The first gut was pretty much solid weed....I didn't even take the rod out of the jeep. There were a couple of BYTB yakers past the third bar but didn't see them do any good. They were south of HI before the big house on the curve. It's the worse I've seen. Maybe someone else will post up with better info...but from what I saw today, it's nasty. gb


----------



## redlover (Sep 18, 2012)

if that's the case then I'll save my 4hrs driving for next month. Thx gb.


----------



## 3192 (Dec 30, 2004)

this will give you some idea.........

http://www.cbwebcam.com/beach/beachcam.htm


----------



## JustSlabs (Jun 19, 2005)

It's never going to end!!!!


----------



## SurfRunner (May 22, 2004)

I sure would like to see us get a nice little tropical storm or depression so it will clean the beach up a bit.


----------



## jimj100 (Dec 1, 2012)

Ha!, galvbay,
matagorda beach webcam has that Crystal webcam BEAT! it almost reaches the end of the pier....
http://www.gomatagorda.com/matagorda-beach-webcam/


----------



## rjc1982 (Sep 27, 2005)

Got another big mass fixin' to hit this weekend.

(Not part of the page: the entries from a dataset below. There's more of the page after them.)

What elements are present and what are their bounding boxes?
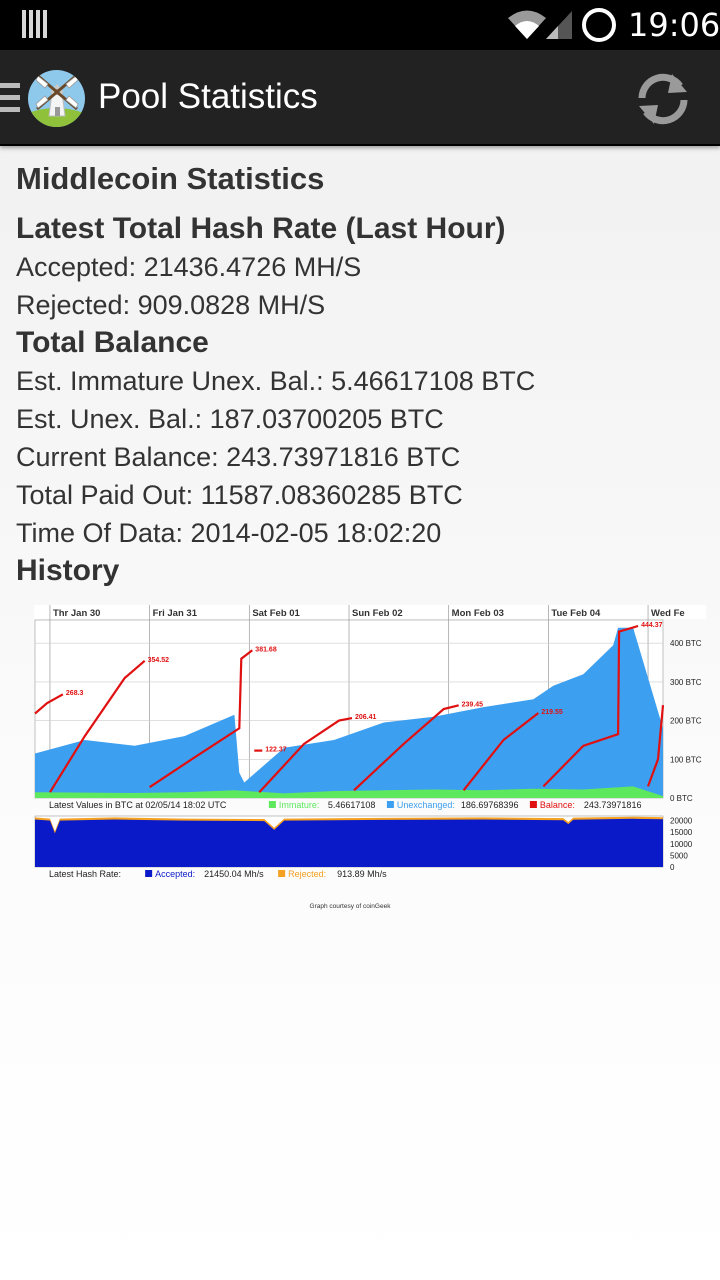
balance-line	[462, 712, 540, 791]
signal-icon	[546, 11, 572, 39]
unexchanged-area	[35, 627, 663, 798]
balance-data-label: 219.55	[541, 709, 563, 716]
history-graph: Thr Jan 30 Fri Jan 31 Sat Feb 01 Sun Feb 02…	[34, 605, 706, 915]
windmill-logo-icon[interactable]	[28, 70, 85, 127]
legend-prefix: Latest Values in BTC at 02/05/14 18:02 U…	[49, 800, 227, 810]
balance-data-label: 122.37	[265, 747, 287, 754]
legend-series-name: Immature:	[279, 800, 320, 810]
legend-swatch	[145, 870, 153, 877]
legend-series-value: 186.69768396	[461, 800, 519, 810]
day-tick-label: Wed Fe	[651, 608, 685, 619]
btc-tick-label: 200 BTC	[670, 717, 702, 726]
legend-series-value: 21450.04 Mh/s	[204, 869, 264, 879]
legend-swatch	[529, 801, 537, 808]
legend-series-name: Rejected:	[288, 869, 326, 879]
day-tick-label: Tue Feb 04	[551, 608, 601, 619]
btc-tick-label: 100 BTC	[670, 755, 702, 764]
history-graph-svg: Thr Jan 30 Fri Jan 31 Sat Feb 01 Sun Feb 02…	[34, 605, 706, 910]
action-bar: Pool Statistics	[0, 50, 720, 146]
day-tick-label: Fri Jan 31	[153, 608, 198, 619]
legend-swatch	[278, 870, 286, 877]
balance-line	[34, 693, 64, 715]
balance-line	[258, 717, 353, 793]
notification-bars-icon	[22, 10, 48, 40]
accepted-area	[35, 818, 663, 867]
immature-balance: Est. Immature Unex. Bal.: 5.46617108 BTC	[16, 366, 536, 396]
current-balance: Current Balance: 243.73971816 BTC	[16, 442, 461, 472]
day-tick-label: Thr Jan 30	[53, 608, 101, 619]
balance-data-label: 268.3	[66, 690, 84, 697]
legend-series-name: Balance:	[540, 800, 575, 810]
time-of-data: Time Of Data: 2014-02-05 18:02:20	[16, 518, 442, 548]
graph-header	[34, 605, 706, 619]
refresh-icon[interactable]	[632, 68, 694, 130]
immature-area	[35, 786, 663, 798]
wifi-icon	[508, 10, 546, 39]
balance-line	[542, 624, 639, 788]
legend-swatch	[268, 801, 276, 808]
balance-line	[148, 649, 253, 789]
legend-prefix: Latest Hash Rate:	[49, 869, 121, 879]
alarm-icon	[582, 8, 616, 42]
hashrate-tick-label: 5000	[670, 851, 688, 860]
total-balance-heading: Total Balance	[16, 326, 209, 359]
graph-credit: Graph courtesy of coinGeek	[310, 903, 392, 910]
balance-line	[49, 659, 146, 793]
app-title: Pool Statistics	[98, 77, 318, 116]
stats-content: Middlecoin Statistics Latest Total Hash …	[16, 160, 716, 596]
balance-data-label: 444.37	[641, 622, 663, 629]
drawer-menu-icon[interactable]	[0, 83, 20, 113]
day-tick-label: Sun Feb 02	[352, 608, 403, 619]
hashrate-tick-label: 15000	[670, 828, 693, 837]
page-title: Middlecoin Statistics	[16, 161, 325, 196]
total-paid-out: Total Paid Out: 11587.08360285 BTC	[16, 480, 463, 510]
history-heading: History	[16, 554, 120, 587]
hashrate-tick-label: 10000	[670, 840, 693, 849]
btc-tick-label: 0 BTC	[670, 794, 693, 803]
accepted-hash-rate: Accepted: 21436.4726 MH/S	[16, 252, 362, 282]
day-tick-label: Mon Feb 03	[452, 608, 504, 619]
balance-line	[353, 704, 459, 792]
status-bar: 19:06	[0, 0, 720, 50]
legend-series-value: 913.89 Mh/s	[337, 869, 387, 879]
btc-tick-label: 400 BTC	[670, 639, 702, 648]
balance-data-label: 206.41	[355, 714, 377, 721]
legend-swatch	[386, 801, 394, 808]
hashrate-tick-label: 0	[670, 863, 675, 872]
rejected-hash-rate: Rejected: 909.0828 MH/S	[16, 290, 326, 320]
status-clock: 19:06	[628, 6, 720, 44]
btc-tick-label: 300 BTC	[670, 678, 702, 687]
day-tick-label: Sat Feb 01	[252, 608, 300, 619]
unexchanged-balance: Est. Unex. Bal.: 187.03700205 BTC	[16, 404, 444, 434]
balance-line	[646, 704, 665, 787]
hashrate-tick-label: 20000	[670, 817, 693, 826]
balance-data-label: 354.52	[148, 657, 170, 664]
balance-data-label: 381.68	[255, 646, 277, 653]
hash-rate-heading: Latest Total Hash Rate (Last Hour)	[16, 212, 506, 245]
legend-series-value: 243.73971816	[584, 800, 642, 810]
balance-data-label: 239.45	[462, 701, 484, 708]
legend-series-name: Accepted:	[155, 869, 195, 879]
legend-series-value: 5.46617108	[328, 800, 376, 810]
legend-series-name: Unexchanged:	[397, 800, 455, 810]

http://www.tamug.edu/seas/SAR East .html


----------



## willygee (Jun 21, 2013)

rjc1982 said:


> Got another big mass fixin' to hit this weekend.
> 
> http://www.tamug.edu/seas/SAR East .html


yup i just made a new post for that site... i'll be keeping an eye out - makes it tough to fish that all that stuff in the water...


----------



## 3192 (Dec 30, 2004)

Tropical storms sounds good to me! Watching those guys in their front end loaders wore me out....there is no way they can keep up with that stuff. Thanks for the cam links....I'll bookmark 'em.


----------



## wish2fish (Mar 1, 2005)

Down here now. I thought people were exaggerating but I have never seen anything like this. The water is red out to the third bar. I made the drive so I am just going to try in the morning but I don't really even want to get in this water. Surfside between access 4&5


----------



## wish2fish (Mar 1, 2005)

My buddy showed up and we decided to move to the mouth of the brazos. Not much weed at all and landed two nice bulls in the 34" range.


----------



## Goose Lover (Jan 23, 2012)

What is color of the water at the Brazos and Bryan Beach?


----------



## wish2fish (Mar 1, 2005)

Goose Lover said:


> What is color of the water at the Brazos and Bryan Beach?


Toilet bowl brown.


----------